Participante dos debates que embasaram o projeto, o arquiteto Paulo Mendes da Rocha critica a ideia de que grade representa segurança.
"Não é coerente que a biblioteca se preocupe com segurança, quando ela mesmo pode olhar para o lado de lá [da praça Dom José Gaspar], onde estão todos os bares com cadeiras na calçada."
"É melhor você correr o risco da destruição material, seja do que for, do que pôr grade na cidade, porque é uma forma de negar a própria ideia de cidade", acrescenta.
Outro integrante das conferências preparatórias ao projeto, o ator e diretor Ivam Cabral, do grupo Os Satyros, que participa de iniciativas de reocupação de outra praça, a Roosevelt, aponta para a complexidade do tema.

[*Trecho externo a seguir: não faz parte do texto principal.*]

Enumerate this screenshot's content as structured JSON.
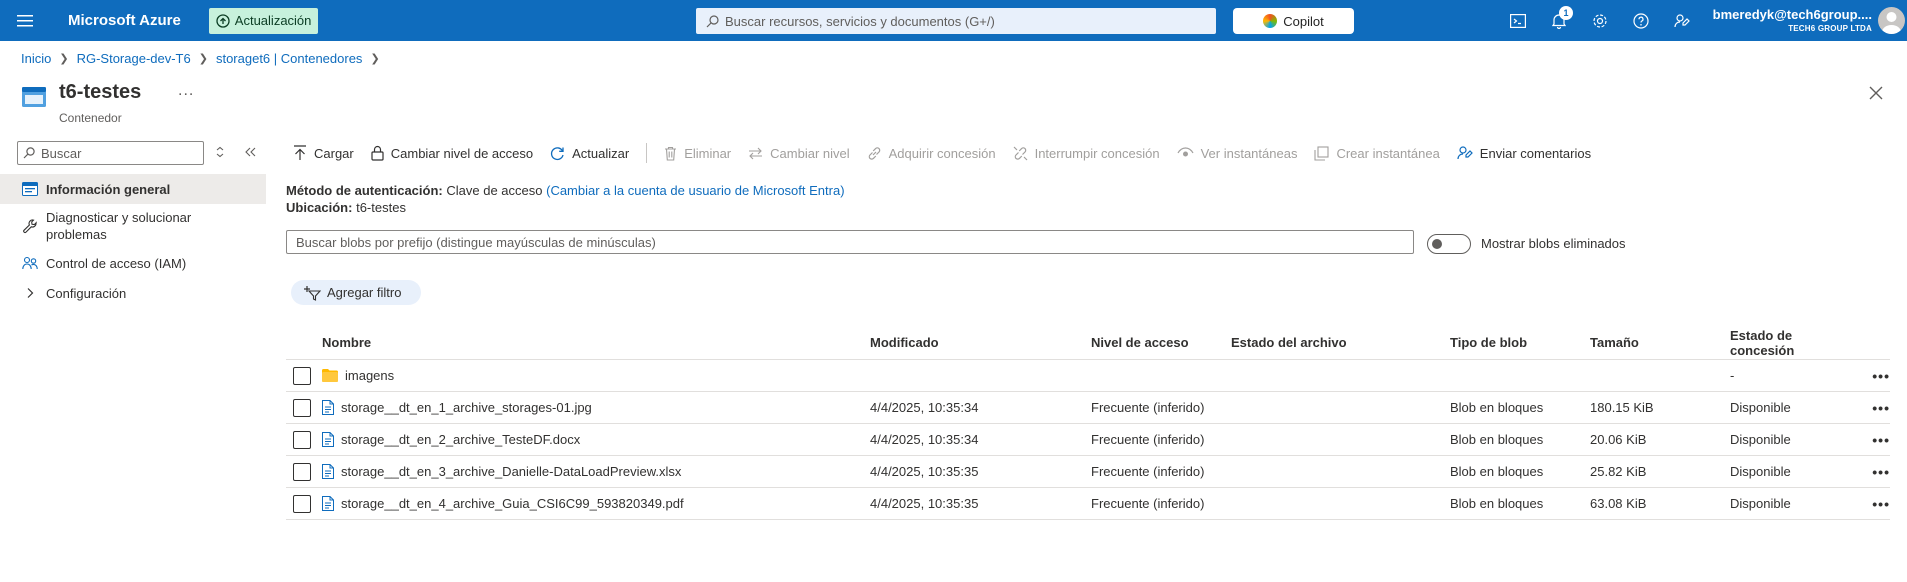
{
  "topbar": {
    "brand": "Microsoft Azure",
    "update_label": "Actualización",
    "search_placeholder": "Buscar recursos, servicios y documentos (G+/)",
    "copilot_label": "Copilot",
    "notification_count": "1",
    "account_email": "bmeredyk@tech6group....",
    "account_org": "TECH6 GROUP LTDA",
    "colors": {
      "bar": "#0f6cbd",
      "update_bg": "#c7f1dc"
    }
  },
  "breadcrumb": [
    {
      "label": "Inicio"
    },
    {
      "label": "RG-Storage-dev-T6"
    },
    {
      "label": "storaget6 | Contenedores"
    }
  ],
  "header": {
    "title": "t6-testes",
    "more": "...",
    "subtitle": "Contenedor"
  },
  "sidebar": {
    "search_placeholder": "Buscar",
    "items": [
      {
        "label": "Información general",
        "icon": "overview-icon"
      },
      {
        "label": "Diagnosticar y solucionar problemas",
        "icon": "wrench-icon"
      },
      {
        "label": "Control de acceso (IAM)",
        "icon": "people-icon"
      },
      {
        "label": "Configuración",
        "icon": "chevron-right-icon"
      }
    ]
  },
  "commands": {
    "upload": "Cargar",
    "change_access": "Cambiar nivel de acceso",
    "refresh": "Actualizar",
    "delete": "Eliminar",
    "change_tier": "Cambiar nivel",
    "acquire_lease": "Adquirir concesión",
    "break_lease": "Interrumpir concesión",
    "view_snapshots": "Ver instantáneas",
    "create_snapshot": "Crear instantánea",
    "feedback": "Enviar comentarios"
  },
  "info": {
    "auth_label": "Método de autenticación:",
    "auth_value": "Clave de acceso",
    "auth_link": "(Cambiar a la cuenta de usuario de Microsoft Entra)",
    "location_label": "Ubicación:",
    "location_value": "t6-testes"
  },
  "blob_search_placeholder": "Buscar blobs por prefijo (distingue mayúsculas de minúsculas)",
  "show_deleted_label": "Mostrar blobs eliminados",
  "filter_label": "Agregar filtro",
  "table": {
    "headers": {
      "name": "Nombre",
      "modified": "Modificado",
      "tier": "Nivel de acceso",
      "archive": "Estado del archivo",
      "blob_type": "Tipo de blob",
      "size": "Tamaño",
      "lease": "Estado de concesión"
    },
    "rows": [
      {
        "name": "imagens",
        "kind": "folder",
        "modified": "",
        "tier": "",
        "archive": "",
        "blob_type": "",
        "size": "",
        "lease": "-",
        "more": "•••"
      },
      {
        "name": "storage__dt_en_1_archive_storages-01.jpg",
        "kind": "file",
        "modified": "4/4/2025, 10:35:34",
        "tier": "Frecuente (inferido)",
        "archive": "",
        "blob_type": "Blob en bloques",
        "size": "180.15 KiB",
        "lease": "Disponible",
        "more": "•••"
      },
      {
        "name": "storage__dt_en_2_archive_TesteDF.docx",
        "kind": "file",
        "modified": "4/4/2025, 10:35:34",
        "tier": "Frecuente (inferido)",
        "archive": "",
        "blob_type": "Blob en bloques",
        "size": "20.06 KiB",
        "lease": "Disponible",
        "more": "•••"
      },
      {
        "name": "storage__dt_en_3_archive_Danielle-DataLoadPreview.xlsx",
        "kind": "file",
        "modified": "4/4/2025, 10:35:35",
        "tier": "Frecuente (inferido)",
        "archive": "",
        "blob_type": "Blob en bloques",
        "size": "25.82 KiB",
        "lease": "Disponible",
        "more": "•••"
      },
      {
        "name": "storage__dt_en_4_archive_Guia_CSI6C99_593820349.pdf",
        "kind": "file",
        "modified": "4/4/2025, 10:35:35",
        "tier": "Frecuente (inferido)",
        "archive": "",
        "blob_type": "Blob en bloques",
        "size": "63.08 KiB",
        "lease": "Disponible",
        "more": "•••"
      }
    ]
  }
}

"Estive bem perto do projeto, e seria muito bacana que ele fosse concretizado, porque criava um espaço que conversava com a cidade. Mas consigo entender um pouco a prefeitura. Sou morador do centro e já vi absurdos ali [no entorno a praça], moradores [de rua] usando o banheiro da biblioteca para tomar banho...", diz.
"Ao mesmo tempo", pondera, "essa atitude [alterar o projeto] não soluciona nada. A gente empurra com a barriga. Precisamos continuar debatendo. Na praça [Roosevelt] estamos há dez anos discutindo isso e não chegamos a um consenso".

FINANCIAMENTO
A reforma custou R$ 16,3 milhões e teve financiamento do BID (Banco Interamericano de Desenvolvimento), com contrapartida da prefeitura de São Paulo, via secretaria de Cultura.
Mais R$ 500,9 mil foram gastos na revitalização da praça Dom José Gaspar, onde os mendigos convivem com estátuas de escritores, como Dante e Goethe, e um busto de Mário de Andrade.